Now, we know that the lines which are parallel to the same line are parallel to each other.
So,
$AB\parallel PQ$ and $PQ\parallel RS$
Thus,
$AB\parallel RS$.
Now,
We know that the sum of interior angles on the same side of the transversal are supplementary.
Since,
$AB\parallel PQ$ and MX is the traversal.
Therefore,
$
   \Rightarrow \angle XMB + \angle QXM = {180^0} \\
   \Rightarrow \angle XMB + {135^0} = {180^0} \\
   \Rightarrow \angle XMB = {180^0} - {135^0} \\
   \Rightarrow \angle XMB = {45^0} \\
$
Similarly, we have
$AB\parallel RS$ and MY is the traversal.
$\angle BMY = \angle MYR$ [ alternate interior angles ]
So,
$\angle BMY = {40^0}$.
From the figure, we can see that,
$\angle XMB + \angle BMY = \angle XMY$. ………. (i)
We have,
$\angle BMY = {40^0}$ and $\angle XMB = {45^0}$.
Putting these values in equation (i), we will get
$
   \Rightarrow \angle XMY = {40^0} + {45^0} \\
   \Rightarrow \angle XMY = {85^0} \\
$

Hence, we have found $\angle XMY = {85^0}$.

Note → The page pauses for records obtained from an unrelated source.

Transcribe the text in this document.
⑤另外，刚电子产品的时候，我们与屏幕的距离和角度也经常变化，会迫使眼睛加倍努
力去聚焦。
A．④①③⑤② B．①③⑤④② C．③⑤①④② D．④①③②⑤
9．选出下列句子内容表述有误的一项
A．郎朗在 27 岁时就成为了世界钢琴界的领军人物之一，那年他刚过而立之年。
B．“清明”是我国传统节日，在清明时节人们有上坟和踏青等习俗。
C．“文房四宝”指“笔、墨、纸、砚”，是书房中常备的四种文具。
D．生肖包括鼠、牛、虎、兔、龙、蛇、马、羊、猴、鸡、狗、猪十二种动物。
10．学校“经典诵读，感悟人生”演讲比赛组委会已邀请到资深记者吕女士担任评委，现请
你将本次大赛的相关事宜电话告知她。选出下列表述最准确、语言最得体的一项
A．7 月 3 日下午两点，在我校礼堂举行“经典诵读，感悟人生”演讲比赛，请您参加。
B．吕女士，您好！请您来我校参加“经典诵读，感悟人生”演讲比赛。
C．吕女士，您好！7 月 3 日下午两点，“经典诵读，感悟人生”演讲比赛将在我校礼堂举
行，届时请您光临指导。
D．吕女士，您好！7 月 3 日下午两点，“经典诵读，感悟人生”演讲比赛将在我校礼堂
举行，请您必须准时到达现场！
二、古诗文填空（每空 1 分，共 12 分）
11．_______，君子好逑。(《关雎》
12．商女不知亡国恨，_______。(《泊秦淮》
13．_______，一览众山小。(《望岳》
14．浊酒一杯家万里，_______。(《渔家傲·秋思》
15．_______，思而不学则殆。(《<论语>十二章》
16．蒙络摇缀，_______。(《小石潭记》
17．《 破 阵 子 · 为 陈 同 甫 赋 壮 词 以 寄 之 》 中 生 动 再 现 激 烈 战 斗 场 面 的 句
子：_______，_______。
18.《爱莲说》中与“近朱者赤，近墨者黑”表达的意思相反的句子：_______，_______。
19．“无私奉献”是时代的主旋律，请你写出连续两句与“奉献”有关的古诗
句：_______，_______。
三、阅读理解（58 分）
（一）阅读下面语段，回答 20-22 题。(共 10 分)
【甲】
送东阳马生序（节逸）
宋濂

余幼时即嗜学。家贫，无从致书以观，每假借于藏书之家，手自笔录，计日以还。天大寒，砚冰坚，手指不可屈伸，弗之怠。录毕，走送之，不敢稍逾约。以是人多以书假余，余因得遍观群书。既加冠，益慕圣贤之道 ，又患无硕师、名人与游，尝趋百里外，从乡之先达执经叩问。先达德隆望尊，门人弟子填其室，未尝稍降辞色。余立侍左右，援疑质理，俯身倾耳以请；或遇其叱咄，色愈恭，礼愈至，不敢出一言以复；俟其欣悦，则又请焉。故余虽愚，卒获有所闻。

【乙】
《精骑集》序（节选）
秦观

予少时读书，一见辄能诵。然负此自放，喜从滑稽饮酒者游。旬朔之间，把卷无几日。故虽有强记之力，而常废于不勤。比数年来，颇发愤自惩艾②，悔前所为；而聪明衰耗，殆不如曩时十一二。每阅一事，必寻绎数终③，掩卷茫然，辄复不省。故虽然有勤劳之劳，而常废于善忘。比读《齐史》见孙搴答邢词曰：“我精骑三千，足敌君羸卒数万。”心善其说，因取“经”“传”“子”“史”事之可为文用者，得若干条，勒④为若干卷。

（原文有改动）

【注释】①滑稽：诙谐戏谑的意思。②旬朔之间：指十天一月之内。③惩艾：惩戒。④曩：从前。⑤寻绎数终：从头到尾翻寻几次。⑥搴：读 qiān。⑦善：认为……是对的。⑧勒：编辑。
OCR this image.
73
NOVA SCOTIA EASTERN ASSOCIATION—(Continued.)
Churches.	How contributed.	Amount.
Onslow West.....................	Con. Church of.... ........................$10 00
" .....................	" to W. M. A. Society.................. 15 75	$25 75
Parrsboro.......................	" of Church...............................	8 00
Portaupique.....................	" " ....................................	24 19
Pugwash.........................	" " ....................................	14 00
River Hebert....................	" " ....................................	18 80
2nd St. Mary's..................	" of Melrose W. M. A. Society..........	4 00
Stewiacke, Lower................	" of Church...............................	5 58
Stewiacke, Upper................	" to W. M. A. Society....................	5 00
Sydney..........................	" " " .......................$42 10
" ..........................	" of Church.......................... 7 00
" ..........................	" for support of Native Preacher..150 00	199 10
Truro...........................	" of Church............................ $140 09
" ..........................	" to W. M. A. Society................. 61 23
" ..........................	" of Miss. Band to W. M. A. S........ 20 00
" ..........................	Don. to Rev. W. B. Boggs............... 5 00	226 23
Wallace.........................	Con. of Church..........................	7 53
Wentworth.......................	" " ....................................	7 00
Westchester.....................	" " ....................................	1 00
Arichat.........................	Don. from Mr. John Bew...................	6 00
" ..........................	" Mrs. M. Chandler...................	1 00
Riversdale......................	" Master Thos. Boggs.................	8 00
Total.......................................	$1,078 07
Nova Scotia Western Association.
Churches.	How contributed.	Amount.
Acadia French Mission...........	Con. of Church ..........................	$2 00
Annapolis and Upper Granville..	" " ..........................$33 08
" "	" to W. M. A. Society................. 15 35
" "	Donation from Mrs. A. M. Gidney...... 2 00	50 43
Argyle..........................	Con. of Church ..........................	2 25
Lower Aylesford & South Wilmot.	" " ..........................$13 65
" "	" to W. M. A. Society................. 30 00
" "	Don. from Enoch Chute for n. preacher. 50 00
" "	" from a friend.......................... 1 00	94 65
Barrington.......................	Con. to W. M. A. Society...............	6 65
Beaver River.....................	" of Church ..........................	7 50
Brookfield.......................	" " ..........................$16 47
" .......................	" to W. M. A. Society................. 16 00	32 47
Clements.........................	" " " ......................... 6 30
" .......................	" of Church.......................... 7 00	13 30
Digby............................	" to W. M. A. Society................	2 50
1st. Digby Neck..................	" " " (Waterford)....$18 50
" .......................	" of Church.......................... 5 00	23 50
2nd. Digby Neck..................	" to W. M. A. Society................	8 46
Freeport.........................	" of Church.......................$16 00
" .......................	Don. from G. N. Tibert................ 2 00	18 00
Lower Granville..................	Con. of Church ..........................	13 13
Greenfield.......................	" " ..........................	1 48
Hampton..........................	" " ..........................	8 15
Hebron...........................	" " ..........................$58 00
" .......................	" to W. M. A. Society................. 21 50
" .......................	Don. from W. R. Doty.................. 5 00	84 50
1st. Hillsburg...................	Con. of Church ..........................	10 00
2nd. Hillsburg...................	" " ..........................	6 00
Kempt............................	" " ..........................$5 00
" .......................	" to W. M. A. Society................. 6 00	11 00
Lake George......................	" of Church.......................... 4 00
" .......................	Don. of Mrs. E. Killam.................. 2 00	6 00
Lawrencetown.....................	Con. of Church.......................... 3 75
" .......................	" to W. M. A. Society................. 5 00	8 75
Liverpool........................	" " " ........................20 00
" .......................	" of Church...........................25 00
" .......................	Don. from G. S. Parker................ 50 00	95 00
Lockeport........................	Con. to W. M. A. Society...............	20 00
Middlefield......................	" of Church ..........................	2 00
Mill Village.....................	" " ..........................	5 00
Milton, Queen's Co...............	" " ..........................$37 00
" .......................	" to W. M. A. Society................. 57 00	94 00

Note: Whenever we ask this type of question, we should always remember some basic theorems and properties of lines and angles. A line that passes through two lines at two distinct points in the same plane is called a transversal line and if two lines crossed are parallel, then the alternate angles are equal. Using these basic concepts, we can easily find out the answer of our question.